CRIME & COURTS

149 Arrested in Faisalabad for Ponzi-Style Investment Fraud, Including Zimbabwean Nationals

Pakistan’s National Cyber Crime Investigation Agency (NCCIA) arrested 149 people, including Nigerian and Zimbabwean nationals, after raiding an illicit call centre accused of running Ponzi-style investment schemes.

The raid at a house linked to former power-grid chief Tasheen Awan uncovered evidence of staged “tasks” on TikTok and YouTube that paid small returns before victims were pushed into larger deposits via Telegram.

Authorities have lodged seven financial-fraud cases against the suspects in connection with the operation.

Of the 149 suspects, 78 were Pakistani citizens; the remainder hailed from China, Nigeria, the Philippines, Sri Lanka, Bangladesh, Zimbabwe and Myanmar, among them 18 women.

A Faisalabad court granted five-day physical remand for 69 individuals and 14-day judicial remand for the other 62, The Express Tribune reported.

Investigators also seized dozens of mobile phones, laptops and printed call scripts used to pitch investments in multiple languages.

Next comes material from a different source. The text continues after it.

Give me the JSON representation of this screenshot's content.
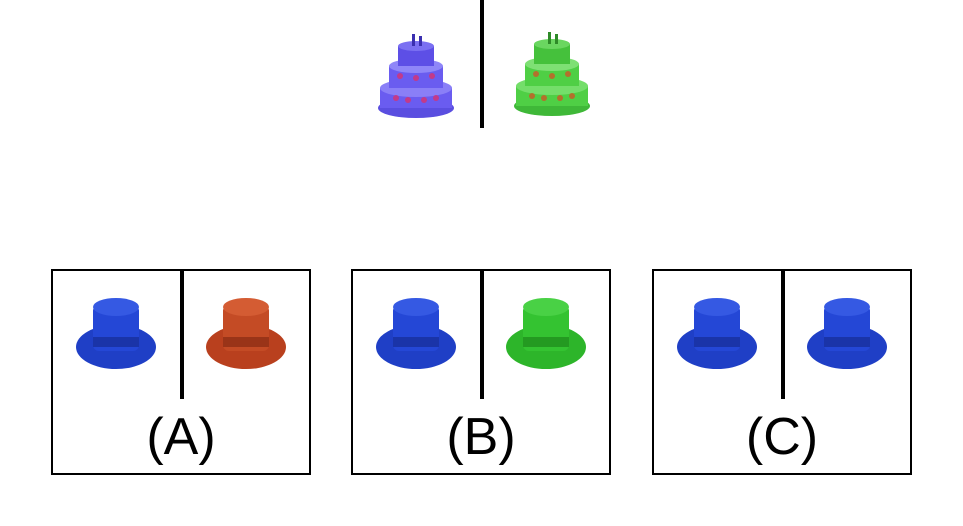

Scammers first lured participants into WhatsApp groups by promising quick profits for subscribing to specific TikTok and YouTube channels.

Once initial payments secured trust, victims were redirected to Telegram links requiring ever-larger deposits.

Reporting by TRT Global shows this staged escalation ensnared thousands of investors across South Asia and beyond, and that NCCIA’s digital forensics team is now tracing cross-border money flows.

Inspector General Shoaib Akhtar said the network operated with “military-style coordination,” using multilingual scripts to ensnare diverse communities.

Authorities stressed that no legitimate investment comes with guaranteed returns and urged anyone approached with unsolicited schemes to verify credentials through the NCCIA’s cybercrime unit and report suspicious activity via its hotline.

As investigators trace illicit funds beyond Pakistan’s borders and prepare for further arrests, this operation marks a decisive strike against cross-border fraud and underscores the continuing need for vigilance.